Posted on 2004-05-16 12:10:46 by Nexo
Nexo, I got 90AAAAAAh for an answer in ECX. How does this equal x+y? Furthermore, where is the carry flag for multi-percision use? I don't understand the numbering scheme used - what is the value put into EBX (00B555555h) in decimal notation?

BCD digits require four bits each. If we spread those bits across four registers, such that bit zero of each register is a component of the least significant BCD digit, we may operate on all BCD bits of similar magnitude in parallel. Not that this will help - I am just brain-storming out loud.
Posted on 2004-05-16 19:19:29 by bitRAKE
Hi, BitRAKE. I am just kill my bored time. This souce is little joke :) 85555555h+0B555555h=90AAAAAh is right. Because this applicable ONLY for add of BINARY numbers. "the carry flag for multi-percision use" is use for carry between BITS. "X+Y+Z = S + 2C". Is expression ONLY for BINARY numbers? If we spread bits of BCD across four registers, we will have BINARY numbers (digits of BCD). We can add those BINARY numbers with the carry flag for multi-percision use between bits of BCD digit. But I don't see as we will do carry between BCD DIGITS with "X+Y+Z = S + 2C".

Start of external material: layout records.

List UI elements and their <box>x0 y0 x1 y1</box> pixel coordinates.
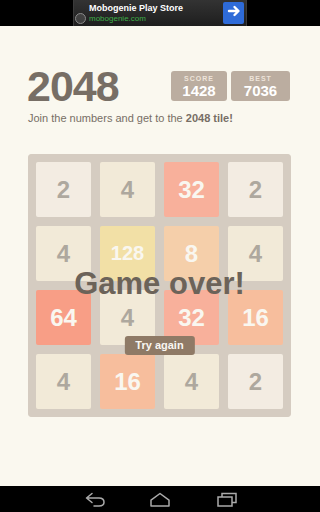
subtitle-text: Join the numbers and get to the <box>28 112 186 124</box>
game-board: 2 4 32 2 4 128 8 4 64 4 32 16 4 16 4 2 G… <box>28 154 291 417</box>
score-box: SCORE 1428 <box>171 71 227 101</box>
best-value: 7036 <box>231 83 290 99</box>
ad-banner-bar: Mobogenie Play Store mobogenie.com <box>0 0 320 26</box>
recents-icon[interactable] <box>215 491 239 508</box>
subtitle: Join the numbers and get to the 2048 til… <box>28 112 233 124</box>
android-nav-bar <box>0 486 320 512</box>
game-over-message: Game over! <box>28 267 291 301</box>
screen: Mobogenie Play Store mobogenie.com 2048 … <box>0 0 320 512</box>
ad-title: Mobogenie Play Store <box>89 3 183 13</box>
ad-url: mobogenie.com <box>89 14 146 23</box>
best-box: BEST 7036 <box>231 71 290 101</box>
home-icon[interactable] <box>148 491 172 508</box>
try-again-button[interactable]: Try again <box>124 336 194 355</box>
subtitle-highlight: 2048 tile! <box>186 112 233 124</box>
ad-attribution-icon[interactable] <box>75 13 86 24</box>
score-value: 1428 <box>171 83 227 99</box>
ad-cta-button[interactable] <box>223 2 244 24</box>
arrow-right-icon <box>227 4 241 22</box>
ad-banner[interactable]: Mobogenie Play Store mobogenie.com <box>73 0 247 26</box>
page-title: 2048 <box>27 66 119 106</box>
back-icon[interactable] <box>83 491 107 508</box>
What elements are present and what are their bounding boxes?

I am only try show with this source that BITS carry is useless and low performance. Because simple "ADD" is faster.

Good luck.
Posted on 2004-05-17 10:55:51 by Nexo
Nexo, oh. :) It does make sense, but I was thinking maybe a multiply instruction could be used to do multiple adds in some way?
Posted on 2004-05-17 11:22:17 by bitRAKE

Do you have a MMX packed BCD addition working?
Yes, but the propagating the carries really limit what can be done - as you have found.

The 32 bit general registers version operated as fast in practice as it did in theory (by adding the cycles manually): no amount of optimization was possible. I last tried doing an MMX version October 12 last year, but it did not work. I finally got back to it September 1 and got it working about 70% as fast as general registers. Nothing that seems to be an obvious improvement works since MMX works on parallel bytes, words, dwords, but not nibbles. Plus 8 extra (MMX) instructions to get the carry another one to propagate it...

So yes... I have found that MMX packed BCD has its challenges!!!
Posted on 2004-09-02 20:27:59 by V Coder